En el contexto de este dossier: “César Vallejo: ¿un hombre o una vanguardia?” (Revista Casa Silva, No 22, 2008, 96-194), a raíz de la conmemoración de los 75 años del fallecimiento del poeta, destaca nítidamente –por su novedad e interés– el artículo del joven musicólogo y narrador peruano Juan Carlos Garay (1964) que, en seguida, pasamos a reseñar brevemente.

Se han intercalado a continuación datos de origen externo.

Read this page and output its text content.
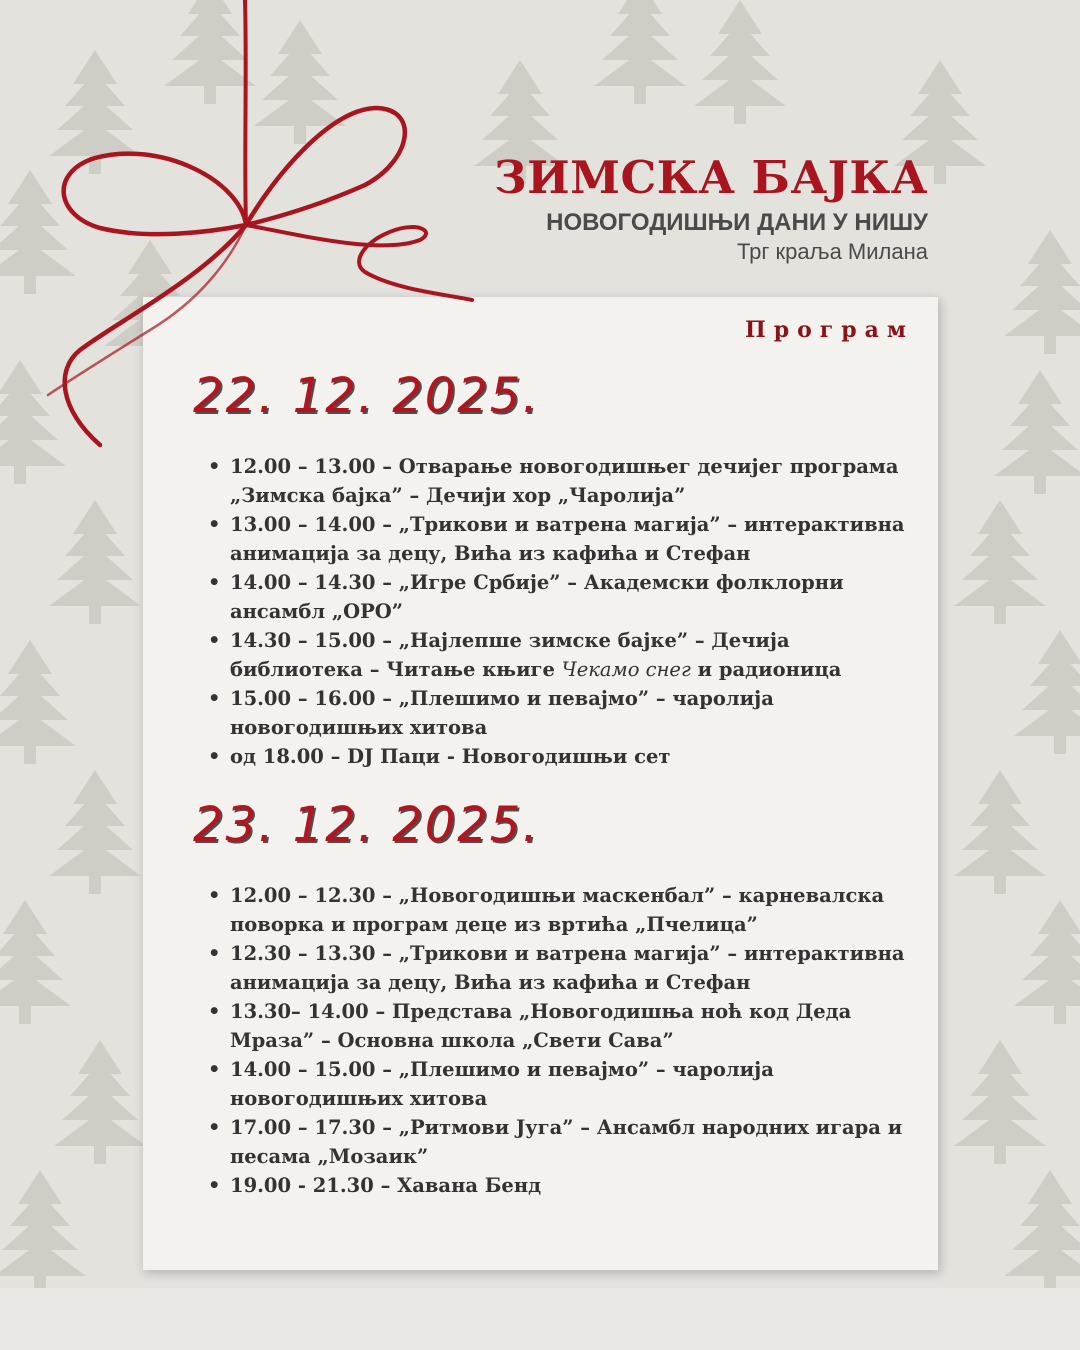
ЗИМСКА БАЈКА
НОВОГОДИШЊИ ДАНИ У НИШУ
Трг краља Милана
Програм
22. 12. 2025.
• 12.00 – 13.00 – Отварање новогодишњег дечијег програма „Зимска бајка” – Дечији хор „Чаролија”
• 13.00 – 14.00 – „Трикови и ватрена магија” – интерактивна анимација за децу, Вића из кафића и Стефан
• 14.00 – 14.30 – „Игре Србије” – Академски фолклорни ансамбл „ОРО”
• 14.30 – 15.00 – „Најлепше зимске бајке” – Дечија библиотека – Читање књиге Чекамо снег и радионица
• 15.00 – 16.00 – „Плешимо и певајмо” – чаролија новогодишњих хитова
• од 18.00 – DJ Паци - Новогодишњи сет
23. 12. 2025.
• 12.00 – 12.30 – „Новогодишњи маскенбал” – карневалска поворка и програм деце из вртића „Пчелица”
• 12.30 – 13.30 – „Трикови и ватрена магија” – интерактивна анимација за децу, Вића из кафића и Стефан
• 13.30– 14.00 – Представа „Новогодишња ноћ код Деда Мраза” – Основна школа „Свети Сава”
• 14.00 – 15.00 – „Плешимо и певајмо” – чаролија новогодишњих хитова
• 17.00 – 17.30 – „Ритмови Југа” – Ансамбл народних игара и песама „Мозаик”
• 19.00 - 21.30 – Хавана Бенд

“César Vallejo y la música popular peruana” ( 144-50), publicado un año después de nuestro ensayo “Trilce: muletilla del canto y adorno del baile de jarana” (2007), ventila –intuitiva y de modo muy sugestivo– la posible relación de Los heraldos negros (1918) con un género musical típico de la región de Trujillo en la costa norte del Perú: el “triste”. Primeros ejemplos de esta melodía que, nos ilustra Garay, sobrevivieron registradas en el Códice de Trujillo gracias a la fervorosa labor del sacerdote español Don Baltazar Martínez y Compañón (s. XVIII); y que anima a decir al mismo Garay, en concreto en cuanto a la canción “Infelices ojos míos” (“dejad ya de atormentarme con el/ llanto”), lo siguiente: “ese sentimiento [ triste] parece estar ligado a la geografía, al paisaje […] los mismos que, un siglo y medio después, alimentarían la creación poética de César Vallejo” (145). En particular, como ya anotábamos, en el libro de 1918, cuyos poemas, además, son los que entre la producción lírica de César Vallejo han sido musicalizados:

“Tal vez esto se deba a que es una primera obra, donde todavía imperan ciertas estructuras clásicas, cierto ritmo de las palabras al que resulta más fácil adaptarle melodía. Sin duda sería más complicado musicalizar los poemas de Trilce, su siguiente libro, que era mucho más experimental” (Garay 146-7)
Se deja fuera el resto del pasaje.